Yamamoto nodded at Chan in the mirror.  “Yeah, yeah, I buy that.  Damn, David, we’re this close to tying this whole baby up.  She wanted The Palms and had someone kill five people to get it.  The guy she had do the killings.  What you think?  She hired him?  He’s a friend?  Or what?”

“A lover,” said Chan.  “He could be someone with whom she was having an affair.”

“Whoa,” said Yamamoto, “with whom.  Ho, once an English major, always an English major, yeah?”

Chan laughed for the first time in as long as he could remember.  It felt like eons.  These cases, the case, whatever or however many cases, it wasn’t funny, and it was no fun either.

“Vic, you know what Harue Hata said to me just before she died?  She said, I would never kill my children.  So what, then?  Does that mean she’d kill other people?  What if she’s the one who killed Ammonton and Laura?”

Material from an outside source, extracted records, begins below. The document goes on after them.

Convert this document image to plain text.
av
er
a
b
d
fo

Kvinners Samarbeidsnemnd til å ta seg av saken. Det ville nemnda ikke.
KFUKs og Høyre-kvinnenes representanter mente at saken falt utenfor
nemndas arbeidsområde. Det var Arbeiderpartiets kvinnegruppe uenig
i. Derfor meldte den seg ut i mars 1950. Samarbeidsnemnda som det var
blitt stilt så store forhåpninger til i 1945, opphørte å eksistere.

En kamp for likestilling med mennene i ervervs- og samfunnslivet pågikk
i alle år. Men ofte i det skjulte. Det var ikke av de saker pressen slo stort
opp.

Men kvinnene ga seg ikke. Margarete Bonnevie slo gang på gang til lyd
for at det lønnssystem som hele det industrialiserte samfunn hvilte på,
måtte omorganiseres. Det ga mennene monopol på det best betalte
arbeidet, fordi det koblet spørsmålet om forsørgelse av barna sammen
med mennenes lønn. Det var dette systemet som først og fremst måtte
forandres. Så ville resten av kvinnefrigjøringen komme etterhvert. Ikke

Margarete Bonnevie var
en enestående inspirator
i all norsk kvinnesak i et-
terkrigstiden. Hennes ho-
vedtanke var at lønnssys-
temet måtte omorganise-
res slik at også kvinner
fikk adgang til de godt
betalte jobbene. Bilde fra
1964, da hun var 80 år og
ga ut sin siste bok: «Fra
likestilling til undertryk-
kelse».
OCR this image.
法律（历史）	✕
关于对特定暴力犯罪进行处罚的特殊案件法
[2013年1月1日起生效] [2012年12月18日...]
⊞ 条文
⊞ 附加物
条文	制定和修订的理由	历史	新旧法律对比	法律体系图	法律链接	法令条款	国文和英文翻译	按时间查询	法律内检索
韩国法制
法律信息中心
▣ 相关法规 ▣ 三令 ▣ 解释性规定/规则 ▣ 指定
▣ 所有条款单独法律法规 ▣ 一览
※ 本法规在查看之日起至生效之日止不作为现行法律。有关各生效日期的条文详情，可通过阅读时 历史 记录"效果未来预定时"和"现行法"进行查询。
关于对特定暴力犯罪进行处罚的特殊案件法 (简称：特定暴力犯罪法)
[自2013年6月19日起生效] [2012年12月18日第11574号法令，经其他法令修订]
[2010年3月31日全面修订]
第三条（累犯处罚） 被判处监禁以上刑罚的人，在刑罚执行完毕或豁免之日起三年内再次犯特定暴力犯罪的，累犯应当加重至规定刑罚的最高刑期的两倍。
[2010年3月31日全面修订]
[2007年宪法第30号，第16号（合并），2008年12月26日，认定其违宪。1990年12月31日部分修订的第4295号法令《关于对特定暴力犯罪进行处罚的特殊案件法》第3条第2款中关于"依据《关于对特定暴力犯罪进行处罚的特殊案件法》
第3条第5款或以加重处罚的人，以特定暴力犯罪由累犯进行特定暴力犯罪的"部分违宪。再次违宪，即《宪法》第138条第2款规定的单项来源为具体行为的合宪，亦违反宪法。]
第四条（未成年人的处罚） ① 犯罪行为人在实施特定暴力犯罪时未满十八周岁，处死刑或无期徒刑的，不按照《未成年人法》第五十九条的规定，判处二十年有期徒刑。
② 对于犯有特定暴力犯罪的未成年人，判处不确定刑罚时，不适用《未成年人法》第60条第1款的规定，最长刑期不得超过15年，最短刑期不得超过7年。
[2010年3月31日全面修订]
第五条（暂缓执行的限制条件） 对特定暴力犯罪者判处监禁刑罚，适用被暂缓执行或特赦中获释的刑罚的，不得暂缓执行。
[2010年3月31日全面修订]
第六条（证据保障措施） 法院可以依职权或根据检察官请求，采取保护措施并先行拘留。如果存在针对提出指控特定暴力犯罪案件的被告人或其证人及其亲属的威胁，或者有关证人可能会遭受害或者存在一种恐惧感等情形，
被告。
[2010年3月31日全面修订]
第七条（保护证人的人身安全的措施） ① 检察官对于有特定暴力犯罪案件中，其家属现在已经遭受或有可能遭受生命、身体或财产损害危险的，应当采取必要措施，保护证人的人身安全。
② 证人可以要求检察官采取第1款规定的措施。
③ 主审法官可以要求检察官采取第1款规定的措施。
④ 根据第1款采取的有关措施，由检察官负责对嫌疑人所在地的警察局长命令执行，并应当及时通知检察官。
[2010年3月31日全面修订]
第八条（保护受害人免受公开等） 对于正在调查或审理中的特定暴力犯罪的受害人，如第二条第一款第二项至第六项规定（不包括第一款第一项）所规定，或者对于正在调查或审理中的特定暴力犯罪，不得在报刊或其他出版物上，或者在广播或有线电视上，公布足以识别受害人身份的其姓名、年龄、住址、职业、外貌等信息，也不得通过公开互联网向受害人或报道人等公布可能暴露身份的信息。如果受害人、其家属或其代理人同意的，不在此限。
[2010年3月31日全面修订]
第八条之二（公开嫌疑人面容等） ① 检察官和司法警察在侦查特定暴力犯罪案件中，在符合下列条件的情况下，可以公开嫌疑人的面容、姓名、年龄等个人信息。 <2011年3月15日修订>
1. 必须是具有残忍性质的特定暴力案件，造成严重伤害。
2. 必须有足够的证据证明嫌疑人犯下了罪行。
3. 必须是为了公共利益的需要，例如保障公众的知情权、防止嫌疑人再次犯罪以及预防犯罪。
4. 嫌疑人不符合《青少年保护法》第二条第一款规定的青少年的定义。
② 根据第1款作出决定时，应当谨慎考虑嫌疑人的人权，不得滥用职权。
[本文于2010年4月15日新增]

Yamamoto turned his glass in a circle on the bar.  “And why?

“I don’t know.  She got a job working for him because she was part of Sally Souza’s takeover plan?”

“But to work for him for a year before killing him, David.  Why take so long?”

“Because,” said Chan, “maybe she only met Missus Souza more recently, and that’s when the plan was put in motion.”

“Hmmm, I like that,” said Yamamoto.  “So she and old lady Souza and some big, athletic other guy were all in on the Palms takeover.  Hey.  And what if Keola Waioli were a fourth person in the plan?”

“And,” said Chan, “he was killed because . . .” he sipped his Primo draft, “because he either wanted out of the plan, or they thought he had a big mouth, maybe, and was talking too much about it?”

“Oooh, I like that, too,” said Yamamoto.  “Damn, boss, we’re going to solve this whole thing by the time we walk out of here tonight.”

Chan laughed again.  It felt so good to laugh.  There was very little comedy in the job, and what there was, was of the dark variety.  It was always blood and death.  Coming up against nasty, even evil people regularly made him long for teaching Emily Dickinson to high-school seniors.

That desire to teach, he had to thank Elaine for showing him something so good.  There was good out there, lots of it, and he was sworn to protect it.  He had to keep reminding himself that his job was to make sure kids could read and write, teachers teach, people could worship and shop for groceries safely. All of it.  He was there to help make sure all the good things of the world could carry on, protected as best as possible from all the bad operators in his world.